Mathew Hulshof and Chris Pereira in Bed and Breakfast. Photo by Ian Jackson, Epic Photography.

“I love comedy, as an audience member and a performer. It is really hard, but I love it,” says Crawford, who’s something of a comedy scholar. Sometimes, he laughs, he warms to his favourite subject and people say “OK Mark, but what’s the punch line?”

He speaks of “the journey of classical comedy,” which, as happens in Bed and Breakfast, “begins in death, and ends with a marriage or sex…. ” And comedy “is often about domestic things, relationships, friendship, families…. That stuff is worth exploring.” And, after all, “we’re living in dark times.”

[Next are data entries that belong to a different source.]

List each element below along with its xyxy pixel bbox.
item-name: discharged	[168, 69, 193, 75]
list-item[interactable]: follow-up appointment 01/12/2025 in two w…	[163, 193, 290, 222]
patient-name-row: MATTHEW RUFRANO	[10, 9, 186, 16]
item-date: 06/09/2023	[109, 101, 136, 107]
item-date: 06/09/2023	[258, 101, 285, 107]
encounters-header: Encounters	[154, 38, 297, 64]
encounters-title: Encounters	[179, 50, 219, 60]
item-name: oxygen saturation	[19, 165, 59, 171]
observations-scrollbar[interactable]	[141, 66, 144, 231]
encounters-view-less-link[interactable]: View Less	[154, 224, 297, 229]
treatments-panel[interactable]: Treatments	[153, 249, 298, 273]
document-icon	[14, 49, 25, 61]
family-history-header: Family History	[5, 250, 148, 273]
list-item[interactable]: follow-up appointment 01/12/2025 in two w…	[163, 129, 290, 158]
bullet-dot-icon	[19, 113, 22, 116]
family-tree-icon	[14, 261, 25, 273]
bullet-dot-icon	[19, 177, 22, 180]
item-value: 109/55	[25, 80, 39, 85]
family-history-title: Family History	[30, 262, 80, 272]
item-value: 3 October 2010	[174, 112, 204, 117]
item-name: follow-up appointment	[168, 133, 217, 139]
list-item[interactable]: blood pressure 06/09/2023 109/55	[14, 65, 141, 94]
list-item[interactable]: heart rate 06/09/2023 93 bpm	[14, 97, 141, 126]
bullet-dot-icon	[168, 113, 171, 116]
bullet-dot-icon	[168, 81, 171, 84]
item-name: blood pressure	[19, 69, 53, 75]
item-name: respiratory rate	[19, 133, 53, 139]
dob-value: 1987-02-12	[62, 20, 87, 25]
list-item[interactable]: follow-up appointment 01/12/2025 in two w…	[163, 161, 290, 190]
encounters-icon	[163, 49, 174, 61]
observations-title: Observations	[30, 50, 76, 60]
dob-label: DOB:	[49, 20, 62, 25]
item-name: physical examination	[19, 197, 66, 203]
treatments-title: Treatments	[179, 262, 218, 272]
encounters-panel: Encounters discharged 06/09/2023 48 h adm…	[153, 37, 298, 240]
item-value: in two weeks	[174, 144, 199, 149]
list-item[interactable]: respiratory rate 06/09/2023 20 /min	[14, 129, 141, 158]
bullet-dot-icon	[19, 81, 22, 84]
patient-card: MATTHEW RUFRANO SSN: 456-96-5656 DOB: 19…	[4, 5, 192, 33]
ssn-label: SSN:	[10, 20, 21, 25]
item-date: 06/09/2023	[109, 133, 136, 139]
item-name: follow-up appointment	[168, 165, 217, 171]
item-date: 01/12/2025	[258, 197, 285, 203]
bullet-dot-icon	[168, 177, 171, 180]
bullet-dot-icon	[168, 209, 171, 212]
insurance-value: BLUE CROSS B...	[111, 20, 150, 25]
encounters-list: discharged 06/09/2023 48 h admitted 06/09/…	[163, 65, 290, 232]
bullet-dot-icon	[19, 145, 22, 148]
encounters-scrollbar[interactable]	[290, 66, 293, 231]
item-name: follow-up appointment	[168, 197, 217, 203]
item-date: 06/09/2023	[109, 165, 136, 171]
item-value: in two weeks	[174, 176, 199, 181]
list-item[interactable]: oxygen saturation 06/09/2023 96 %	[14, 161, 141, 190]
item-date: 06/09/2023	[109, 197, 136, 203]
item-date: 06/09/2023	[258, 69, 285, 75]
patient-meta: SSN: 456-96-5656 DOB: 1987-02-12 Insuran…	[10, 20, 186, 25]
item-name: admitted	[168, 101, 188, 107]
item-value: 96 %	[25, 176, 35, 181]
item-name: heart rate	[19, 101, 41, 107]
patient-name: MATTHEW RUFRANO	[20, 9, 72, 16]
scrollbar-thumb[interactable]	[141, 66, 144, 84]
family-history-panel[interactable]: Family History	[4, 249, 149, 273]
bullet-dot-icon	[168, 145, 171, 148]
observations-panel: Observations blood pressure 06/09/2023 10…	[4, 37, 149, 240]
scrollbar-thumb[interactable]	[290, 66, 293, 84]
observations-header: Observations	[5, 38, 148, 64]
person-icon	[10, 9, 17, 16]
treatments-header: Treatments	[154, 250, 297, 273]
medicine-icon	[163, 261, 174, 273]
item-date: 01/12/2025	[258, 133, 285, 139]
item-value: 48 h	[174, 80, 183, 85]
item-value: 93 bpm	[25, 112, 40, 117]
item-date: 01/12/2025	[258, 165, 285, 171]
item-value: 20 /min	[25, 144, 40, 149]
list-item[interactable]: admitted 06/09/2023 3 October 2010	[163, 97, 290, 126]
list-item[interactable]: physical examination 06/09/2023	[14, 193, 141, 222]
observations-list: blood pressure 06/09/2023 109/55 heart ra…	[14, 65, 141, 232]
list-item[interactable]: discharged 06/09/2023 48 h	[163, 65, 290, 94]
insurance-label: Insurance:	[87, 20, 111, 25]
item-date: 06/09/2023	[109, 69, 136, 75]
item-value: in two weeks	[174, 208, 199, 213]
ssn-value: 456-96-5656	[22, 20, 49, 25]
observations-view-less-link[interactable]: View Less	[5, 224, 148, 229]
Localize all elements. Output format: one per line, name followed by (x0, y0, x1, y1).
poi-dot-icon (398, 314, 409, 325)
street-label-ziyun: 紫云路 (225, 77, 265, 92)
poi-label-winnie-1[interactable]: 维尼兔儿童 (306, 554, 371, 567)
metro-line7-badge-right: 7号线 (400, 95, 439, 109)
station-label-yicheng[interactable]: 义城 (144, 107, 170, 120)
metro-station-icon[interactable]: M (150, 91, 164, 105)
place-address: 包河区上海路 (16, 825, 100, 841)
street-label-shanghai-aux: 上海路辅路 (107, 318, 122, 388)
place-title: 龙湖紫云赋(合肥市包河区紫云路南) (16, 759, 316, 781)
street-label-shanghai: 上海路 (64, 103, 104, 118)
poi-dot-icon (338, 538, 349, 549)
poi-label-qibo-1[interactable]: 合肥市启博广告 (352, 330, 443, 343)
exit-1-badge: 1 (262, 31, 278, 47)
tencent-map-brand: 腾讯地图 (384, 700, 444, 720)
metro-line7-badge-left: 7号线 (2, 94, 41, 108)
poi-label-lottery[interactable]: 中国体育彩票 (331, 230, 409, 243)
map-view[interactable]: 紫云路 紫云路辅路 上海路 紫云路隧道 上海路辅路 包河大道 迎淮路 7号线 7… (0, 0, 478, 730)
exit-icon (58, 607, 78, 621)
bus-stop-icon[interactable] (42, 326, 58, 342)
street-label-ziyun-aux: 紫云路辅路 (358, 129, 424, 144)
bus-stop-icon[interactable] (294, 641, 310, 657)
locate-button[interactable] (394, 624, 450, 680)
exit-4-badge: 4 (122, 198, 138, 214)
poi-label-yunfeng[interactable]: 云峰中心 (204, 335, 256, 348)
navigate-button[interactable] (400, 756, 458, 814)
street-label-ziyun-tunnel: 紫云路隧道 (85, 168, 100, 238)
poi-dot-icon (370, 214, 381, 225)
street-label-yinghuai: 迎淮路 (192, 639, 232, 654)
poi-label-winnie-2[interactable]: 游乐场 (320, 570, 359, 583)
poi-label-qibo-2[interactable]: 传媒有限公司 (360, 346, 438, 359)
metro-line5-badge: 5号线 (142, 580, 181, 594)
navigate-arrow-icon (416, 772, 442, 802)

“I don’t mean comedy as joke joke joke. The dark is darker because of the light, the light lighter because of the dark,” says Crawford. His frequent dramaturg Miles Potter “talks about ‘an audience for something with meat on its bones…. Is there something to stick with you?’ It’s fun to take people on a journey.”

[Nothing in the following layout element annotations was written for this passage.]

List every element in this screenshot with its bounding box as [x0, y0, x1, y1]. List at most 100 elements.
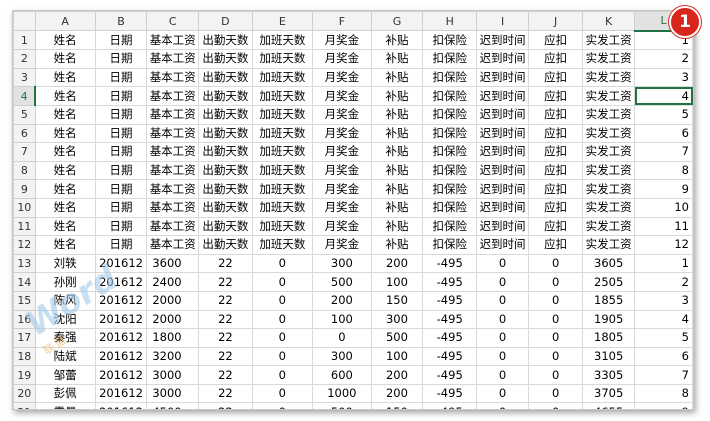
cell-G[interactable]: 150 — [370, 402, 424, 409]
column-header-C[interactable]: C — [146, 11, 200, 32]
cell-B[interactable]: 日期 — [94, 49, 148, 69]
cell-H[interactable]: -495 — [422, 253, 478, 274]
cell-K[interactable]: 实发工资 — [582, 49, 636, 69]
cell-A[interactable]: 姓名 — [34, 160, 96, 181]
cell-F[interactable]: 月奖金 — [311, 197, 372, 218]
cell-B[interactable]: 201612 — [94, 346, 148, 367]
cell-B[interactable]: 201612 — [94, 383, 148, 404]
row-header[interactable]: 2 — [13, 49, 36, 69]
cell-F[interactable]: 200 — [311, 290, 372, 311]
cell-G[interactable]: 300 — [370, 309, 424, 330]
cell-J[interactable]: 0 — [527, 346, 584, 367]
cell-D[interactable]: 22 — [198, 346, 253, 367]
cell-A[interactable]: 姓名 — [34, 235, 96, 255]
cell-E[interactable]: 0 — [251, 253, 313, 274]
cell-H[interactable]: 扣保险 — [422, 123, 478, 144]
cell-D[interactable]: 出勤天数 — [198, 160, 253, 181]
row-header[interactable]: 3 — [13, 67, 36, 88]
cell-C[interactable]: 3000 — [146, 365, 200, 385]
cell-K[interactable]: 实发工资 — [582, 104, 636, 125]
cell-J[interactable]: 应扣 — [527, 235, 584, 255]
cell-H[interactable]: 扣保险 — [422, 197, 478, 218]
cell-H[interactable]: 扣保险 — [422, 142, 478, 162]
cell-D[interactable]: 出勤天数 — [198, 123, 253, 144]
cell-F[interactable]: 月奖金 — [311, 160, 372, 181]
cell-I[interactable]: 0 — [476, 365, 529, 385]
cell-A[interactable]: 姓名 — [34, 216, 96, 237]
cell-C[interactable]: 基本工资 — [146, 30, 200, 51]
cell-E[interactable]: 加班天数 — [251, 179, 313, 199]
cell-I[interactable]: 0 — [476, 346, 529, 367]
cell-I[interactable]: 迟到时间 — [476, 197, 529, 218]
cell-H[interactable]: 扣保险 — [422, 216, 478, 237]
cell-E[interactable]: 加班天数 — [251, 104, 313, 125]
cell-K[interactable]: 实发工资 — [582, 235, 636, 255]
row-header[interactable]: 10 — [13, 197, 36, 218]
cell-A[interactable]: 刘轶 — [34, 253, 96, 274]
cell-B[interactable]: 日期 — [94, 30, 148, 51]
cell-E[interactable]: 0 — [251, 402, 313, 409]
cell-C[interactable]: 2400 — [146, 272, 200, 292]
cell-G[interactable]: 500 — [370, 328, 424, 348]
cell-E[interactable]: 0 — [251, 328, 313, 348]
cell-C[interactable]: 4500 — [146, 402, 200, 409]
cell-F[interactable]: 月奖金 — [311, 142, 372, 162]
cell-I[interactable]: 迟到时间 — [476, 86, 529, 106]
row-header[interactable]: 15 — [13, 290, 36, 311]
cell-I[interactable]: 迟到时间 — [476, 160, 529, 181]
cell-A[interactable]: 姓名 — [34, 123, 96, 144]
cell-L[interactable]: 8 — [634, 383, 693, 404]
cell-H[interactable]: 扣保险 — [422, 179, 478, 199]
cell-B[interactable]: 201612 — [94, 402, 148, 409]
row-header[interactable]: 21 — [13, 402, 36, 409]
cell-E[interactable]: 加班天数 — [251, 123, 313, 144]
row-header[interactable]: 11 — [13, 216, 36, 237]
cell-J[interactable]: 应扣 — [527, 123, 584, 144]
cell-G[interactable]: 补贴 — [370, 67, 424, 88]
cell-D[interactable]: 出勤天数 — [198, 86, 253, 106]
cell-I[interactable]: 迟到时间 — [476, 123, 529, 144]
cell-L[interactable]: 5 — [634, 104, 693, 125]
cell-L[interactable]: 2 — [634, 49, 693, 69]
cell-D[interactable]: 出勤天数 — [198, 67, 253, 88]
row-header[interactable]: 14 — [13, 272, 36, 292]
cell-G[interactable]: 补贴 — [370, 142, 424, 162]
cell-L[interactable]: 7 — [634, 365, 693, 385]
cell-A[interactable]: 雷昊 — [34, 402, 96, 409]
cell-D[interactable]: 22 — [198, 402, 253, 409]
cell-G[interactable]: 补贴 — [370, 104, 424, 125]
cell-K[interactable]: 3605 — [582, 253, 636, 274]
cell-G[interactable]: 补贴 — [370, 86, 424, 106]
cell-K[interactable]: 实发工资 — [582, 30, 636, 51]
cell-J[interactable]: 应扣 — [527, 179, 584, 199]
cell-L[interactable]: 6 — [634, 346, 693, 367]
cell-F[interactable]: 月奖金 — [311, 216, 372, 237]
cell-K[interactable]: 实发工资 — [582, 197, 636, 218]
cell-J[interactable]: 0 — [527, 272, 584, 292]
column-header-B[interactable]: B — [94, 11, 148, 32]
row-header[interactable]: 8 — [13, 160, 36, 181]
cell-I[interactable]: 迟到时间 — [476, 30, 529, 51]
cell-H[interactable]: -495 — [422, 346, 478, 367]
cell-G[interactable]: 100 — [370, 272, 424, 292]
cell-I[interactable]: 迟到时间 — [476, 216, 529, 237]
row-header[interactable]: 6 — [13, 123, 36, 144]
cell-J[interactable]: 0 — [527, 309, 584, 330]
cell-H[interactable]: 扣保险 — [422, 104, 478, 125]
cell-C[interactable]: 3000 — [146, 383, 200, 404]
cell-J[interactable]: 0 — [527, 383, 584, 404]
cell-A[interactable]: 彭佩 — [34, 383, 96, 404]
cell-E[interactable]: 0 — [251, 272, 313, 292]
cell-D[interactable]: 出勤天数 — [198, 104, 253, 125]
cell-K[interactable]: 3105 — [582, 346, 636, 367]
cell-J[interactable]: 应扣 — [527, 216, 584, 237]
cell-G[interactable]: 补贴 — [370, 197, 424, 218]
row-header[interactable]: 1 — [13, 30, 36, 51]
cell-A[interactable]: 姓名 — [34, 104, 96, 125]
cell-K[interactable]: 4655 — [582, 402, 636, 409]
cell-D[interactable]: 22 — [198, 365, 253, 385]
cell-H[interactable]: -495 — [422, 328, 478, 348]
cell-C[interactable]: 基本工资 — [146, 104, 200, 125]
cell-G[interactable]: 200 — [370, 383, 424, 404]
cell-D[interactable]: 出勤天数 — [198, 49, 253, 69]
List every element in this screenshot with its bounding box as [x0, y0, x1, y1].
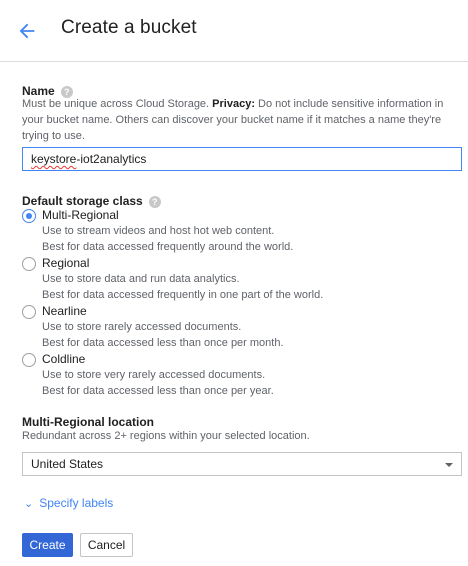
cancel-button[interactable]: Cancel [80, 533, 133, 557]
option-label-regional: Regional [42, 256, 90, 270]
specify-labels-link[interactable]: ⌄ Specify labels [24, 496, 113, 510]
option-desc-regional-1: Use to store data and run data analytics… [42, 273, 240, 285]
bucket-name-rest: -iot2analytics [76, 152, 147, 166]
radio-multi-regional[interactable] [22, 209, 36, 223]
option-label-coldline: Coldline [42, 352, 86, 366]
option-desc-nearline-2: Best for data accessed less than once pe… [42, 337, 284, 349]
option-desc-coldline-1: Use to store very rarely accessed docume… [42, 369, 266, 381]
arrow-back-icon[interactable] [16, 20, 38, 42]
name-description: Must be unique across Cloud Storage. Pri… [22, 96, 452, 144]
option-desc-regional-2: Best for data accessed frequently in one… [42, 289, 324, 301]
page-title: Create a bucket [61, 17, 197, 38]
specify-labels-text: Specify labels [39, 496, 114, 510]
option-desc-coldline-2: Best for data accessed less than once pe… [42, 385, 274, 397]
name-desc-main: Must be unique across Cloud Storage. [22, 98, 213, 110]
bucket-name-misspelled: keystore [31, 152, 77, 166]
radio-coldline[interactable] [22, 353, 36, 367]
option-desc-nearline-1: Use to store rarely accessed documents. [42, 321, 242, 333]
location-select-value: United States [31, 457, 104, 471]
location-select[interactable]: United States [22, 452, 462, 476]
location-label: Multi-Regional location [22, 415, 154, 429]
option-desc-multi-regional-2: Best for data accessed frequently around… [42, 241, 294, 253]
location-description: Redundant across 2+ regions within your … [22, 430, 310, 442]
radio-nearline[interactable] [22, 305, 36, 319]
chevron-double-down-icon: ⌄ [24, 498, 34, 510]
option-label-multi-regional: Multi-Regional [42, 208, 119, 222]
help-icon[interactable]: ? [148, 196, 161, 208]
option-desc-multi-regional-1: Use to stream videos and host hot web co… [42, 225, 275, 237]
create-button[interactable]: Create [22, 533, 73, 557]
option-label-nearline: Nearline [42, 304, 87, 318]
caret-down-icon [445, 463, 453, 467]
storage-class-label: Default storage class [22, 194, 143, 208]
header-bar: Create a bucket [0, 0, 468, 62]
storage-class-label-row: Default storage class? [22, 194, 161, 208]
privacy-label: Privacy: [212, 98, 255, 110]
bucket-name-input[interactable]: keystore-iot2analytics [22, 147, 462, 171]
radio-regional[interactable] [22, 257, 36, 271]
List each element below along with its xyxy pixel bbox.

Often under-valued in this country as Crawford agrees, comedy “takes us on a journey from the dark to the light…. There’s something deep in us that needs that. The world will continue, we will carry on: it’s a view of the world. We can laugh. And that’s an important part of being alive. Take that away and we are fucked…. The value for the audience is enormous!”

PREVIEW

Bed and Breakfast

Theatre: Theatre Network

Written by: Mark Crawford

Directed by: Bradley Moss

Starring: Mathew Hulshof, Chris Pereira

Where: Roxy on Gateway, 8529 Gateway Blvd.